Zamanla yüzünde hissettiği duyuların geri geldiğini dile getiren Acar, “Yüzüm, doğduğum haliyle olmasa da göz kırpma, kaş kaldırma, sinirlenme gibi hareketlerimi yapabiliyorum. Kendim tıraş olabiliyorum. Aynı zamanda berbere de gidiyorum, tıraş olabiliyorum. Onun dışında rutin kontrollerimi yaptırıyorum. Göreceğim herhangi bir fizik tedavi kalmadı, süreç tamamlandı. Artık sadece ömür boyu kullanmam gereken ilaçlar olacak” dedi.
"Park korkumu yendim"
Akdeniz Üniversitesi'nde çalıştığını hatırlatan Acar, hafta içini çalışarak, hafta sonunu ise kendine vakit ayırarak değerlendirdiğini anlattı. Acar, “Hafta içi çalışıyorum. Hafta sonlarında ise tarihi ve turistik yerlere gidiyorum. Parka gidiyorum, gazete okuyorum. Bazen de akrabalarımın yanına gidiyorum. Aynı zamanda bana yüzü bağışlayan aile ile de telefonla görüşüyorum. Onunla bağımı koparmadım. Her ne kadar evleri uzak olsa da, telefonla görüşüyorum” şeklinde konuştu.
“Çocuklar artık beni görünce kaçmıyor”
Sağlık problemlerini geride bıraktığının altını çizen Acar, en büyük hayalinin ise evlenip bir yuva kurmak olduğunu söyledi. Bu mutluluğu uzun zamandır yaşamanın hayalini kurduğunu vurgulayan Uğur Acar, sözlerine şöyle devam etti: “Bundan sonra hayatımda istediğim şey evlilik. Bunun dışında evlendikten sonra çocuk sahibi olmak istiyorum.
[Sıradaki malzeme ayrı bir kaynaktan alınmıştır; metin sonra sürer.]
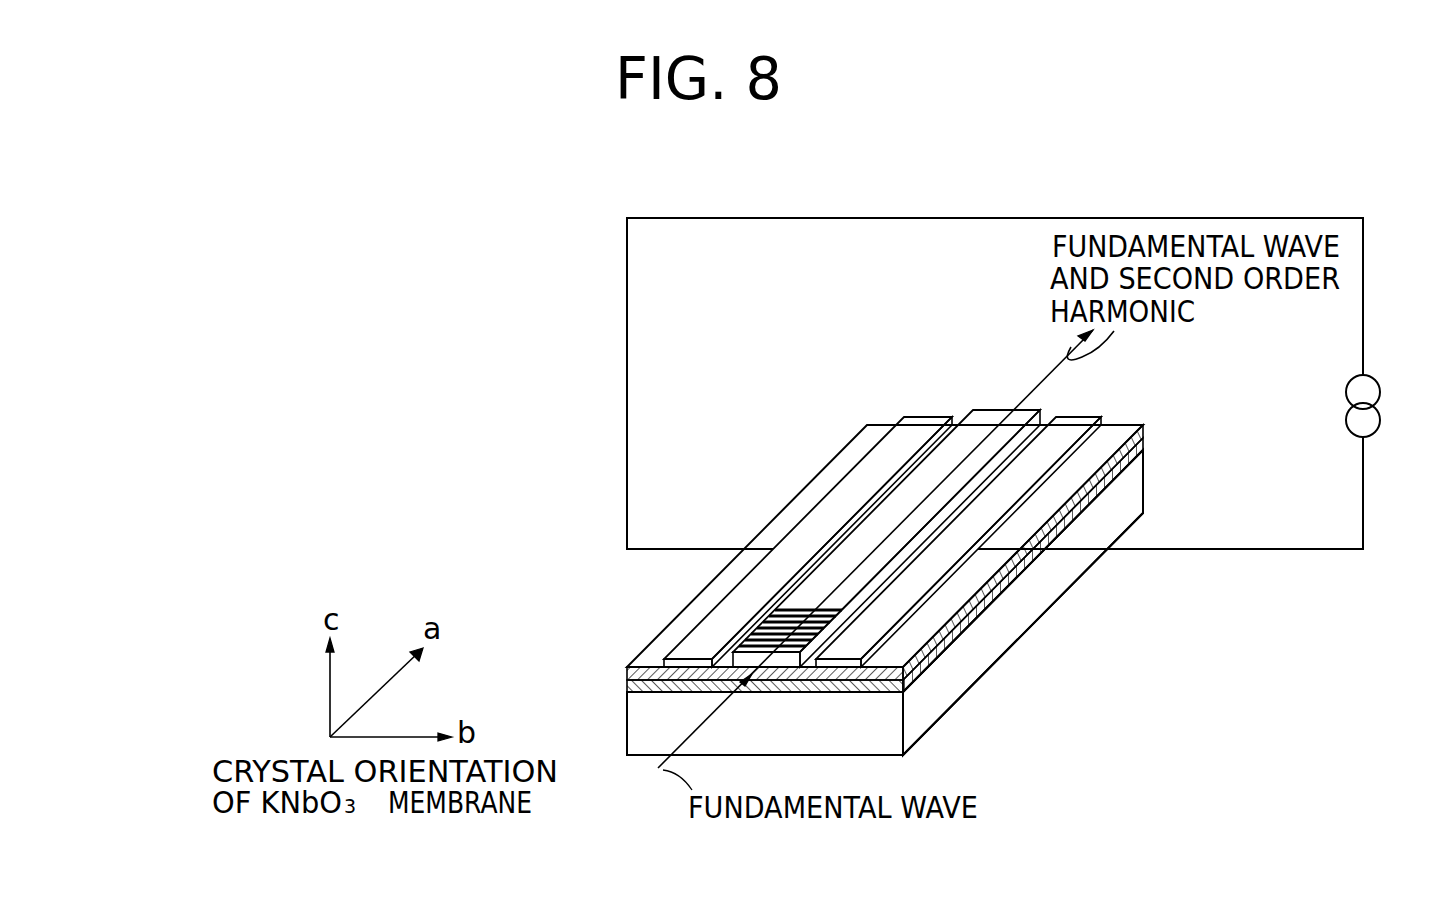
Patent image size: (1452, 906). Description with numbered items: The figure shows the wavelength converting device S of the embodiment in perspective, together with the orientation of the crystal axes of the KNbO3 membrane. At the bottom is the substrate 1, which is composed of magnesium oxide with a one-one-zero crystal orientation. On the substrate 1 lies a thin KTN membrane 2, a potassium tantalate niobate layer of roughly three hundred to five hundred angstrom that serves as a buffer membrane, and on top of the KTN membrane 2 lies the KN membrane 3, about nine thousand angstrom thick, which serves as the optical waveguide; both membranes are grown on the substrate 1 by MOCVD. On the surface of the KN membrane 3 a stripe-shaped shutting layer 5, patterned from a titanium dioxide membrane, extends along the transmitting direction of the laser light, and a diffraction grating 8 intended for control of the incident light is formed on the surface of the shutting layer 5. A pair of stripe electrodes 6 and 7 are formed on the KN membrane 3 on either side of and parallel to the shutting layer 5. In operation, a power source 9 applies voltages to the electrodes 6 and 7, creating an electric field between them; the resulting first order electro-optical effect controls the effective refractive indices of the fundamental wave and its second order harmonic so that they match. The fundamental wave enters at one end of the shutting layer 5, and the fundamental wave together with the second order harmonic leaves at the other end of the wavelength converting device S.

The substrate 1 is at (627, 742).
The KTN membrane 2 is at (627, 686).
The KN membrane 3 is at (627, 670).
The shutting layer 5 is at (1041, 409).
The electrode 6 is at (1099, 403).
The electrode 7 is at (921, 417).
The diffraction grating 8 is at (742, 638).
The power source 9 is at (1382, 410).
The wavelength converting device S is at (1066, 645).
Daha önceki hayatımda çocukların benden kaçtığı zamanları hatırlıyorum. Bu nedenden dolayı çocuk sahibi olmanın pek de hayalini kuramamıştım. Nakilden sonra ise ilk düşündüğüm şey sağlığıma kavuşmaktı. Sonrasında her şeyi düzene koymaya başladım. Şimdilerde sağlığım da yerinde, güzel bir işim de var. Zamana bıraktığım tek şey, mutlu olabileceğim kişiyi bulup evlenmek. Çocuklar artık benden kaçmıyor, korkmuyorlar. Bunu da gördüm ve gerçekten çok mutluyum, Allah'tan başka ne isteyebilirim ki.”